En ce qui concerne le débat entourant l’identité nationale qui est présentement très vivant au Québec, il faut certainement protéger l’identité québécoise et la culture québécoise. Il faut aussi non seulement protéger la langue française, mais aussi l’enrichir. Par contre, insinuer que les néo-Québécois, y compris les Québécois de confession musulmane, représentent une menace à la nation québécoise et qu’ils sont des ennemis de la culture québécoise et de la langue française est un danger qu’on doit éviter.

Le néo-Québécois n’est pas un ennemi ni une menace. Il est un concitoyen comme tous les autres. C’est le médecin qui nous examine, l’infirmière qui nous soigne, le chauffeur de taxi qui nous offre le transport, le professeur qui nous enseigne, et j’en passe.

Les gens qui viennent se joindre à nous sur cette terre accueillante ne viennent pas comme envahisseurs. Ils viennent pour faire une nouvelle vie pour eux et pour leurs familles. Ce faisant, ils bâtissent avec nous le Québec et le Canada. C’est à nous, surtout nos gouvernements, de les aider à apprendre le français, à vivre en français et à bien s’intégrer et être des membres actifs et productifs de la société.

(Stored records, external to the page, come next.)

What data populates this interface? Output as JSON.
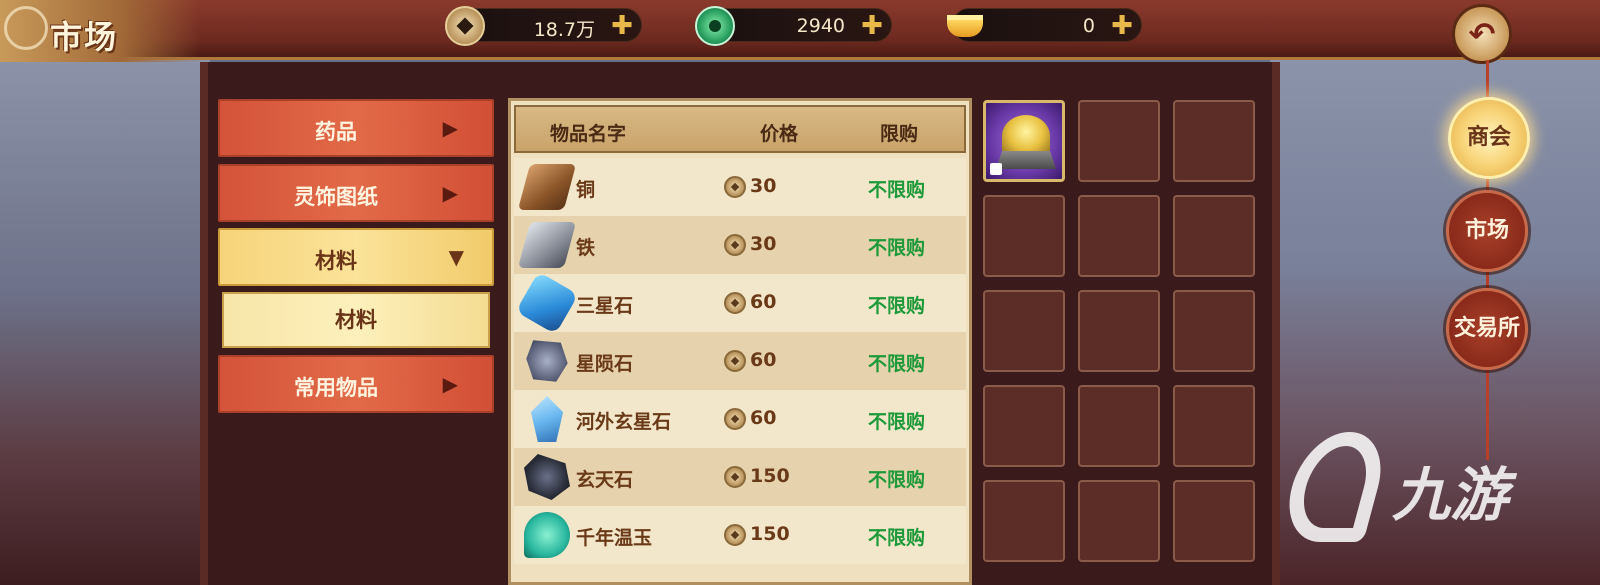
{
  "header": {
    "title": "市场",
    "back_icon": "back-arrow-icon",
    "currencies": [
      {
        "name": "copper-coin",
        "icon": "coin-icon",
        "value": "18.7万"
      },
      {
        "name": "jade",
        "icon": "jade-icon",
        "value": "2940"
      },
      {
        "name": "gold-ingot",
        "icon": "ingot-icon",
        "value": "0"
      }
    ]
  },
  "categories": [
    {
      "label": "药品",
      "state": "collapsed"
    },
    {
      "label": "灵饰图纸",
      "state": "collapsed"
    },
    {
      "label": "材料",
      "state": "expanded",
      "active": true
    },
    {
      "label": "常用物品",
      "state": "collapsed"
    }
  ],
  "subcategory": {
    "label": "材料"
  },
  "table": {
    "headers": {
      "name": "物品名字",
      "price": "价格",
      "limit": "限购"
    },
    "rows": [
      {
        "name": "铜",
        "icon": "copper-ingot-icon",
        "price": "30",
        "limit": "不限购"
      },
      {
        "name": "铁",
        "icon": "iron-ingot-icon",
        "price": "30",
        "limit": "不限购"
      },
      {
        "name": "三星石",
        "icon": "blue-crystal-icon",
        "price": "60",
        "limit": "不限购"
      },
      {
        "name": "星陨石",
        "icon": "meteorite-icon",
        "price": "60",
        "limit": "不限购"
      },
      {
        "name": "河外玄星石",
        "icon": "ice-crystal-icon",
        "price": "60",
        "limit": "不限购"
      },
      {
        "name": "玄天石",
        "icon": "dark-stone-icon",
        "price": "150",
        "limit": "不限购"
      },
      {
        "name": "千年温玉",
        "icon": "jade-swirl-icon",
        "price": "150",
        "limit": "不限购"
      }
    ]
  },
  "inventory": {
    "slots_filled": 1,
    "first_item_icon": "treasure-bowl-icon",
    "first_item_locked": true
  },
  "right_nav": [
    {
      "label": "商会",
      "active": true
    },
    {
      "label": "市场",
      "active": false
    },
    {
      "label": "交易所",
      "active": false
    }
  ],
  "watermark": {
    "text": "九游"
  },
  "colors": {
    "limit_text": "#1f9a3a",
    "active_tab": "#f6d47a",
    "inactive_tab": "#d4533a"
  }
}
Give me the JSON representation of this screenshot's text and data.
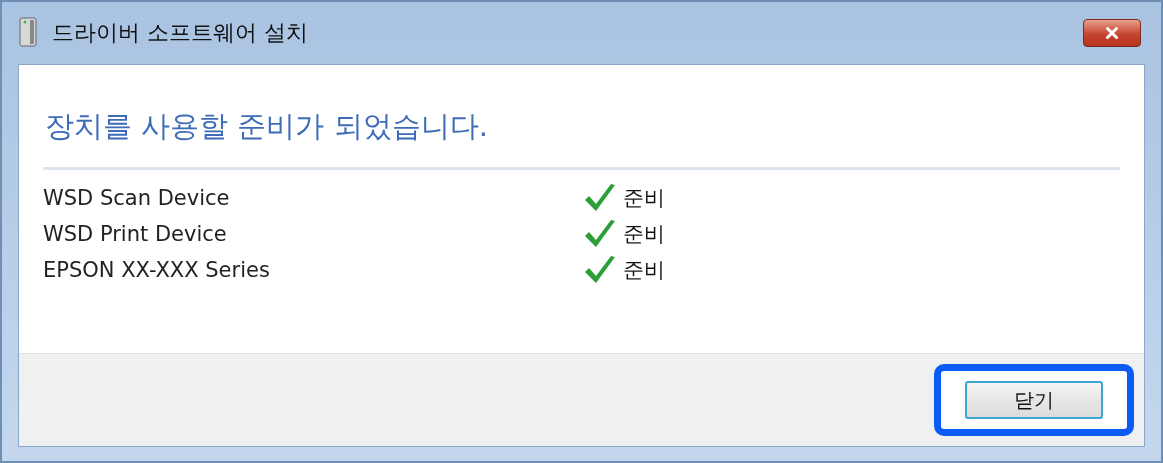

Le débat de société est important et doit avoir lieu avec sérénité, prudence et responsabilité. Il faut bien soigner ses mots. Avec un arbre, on peut faire des milliers, voire des millions d’allumettes. Mais ça prend une seule allumette pour incendier toute une forêt. Les mots sont aussi forts qu’un arbre et aussi destructeurs qu’un incendie. Qu’on fasse attention à ce qu’on dit : ça peut mener loin. Nous l’avons vécu le 29 janvier 2017.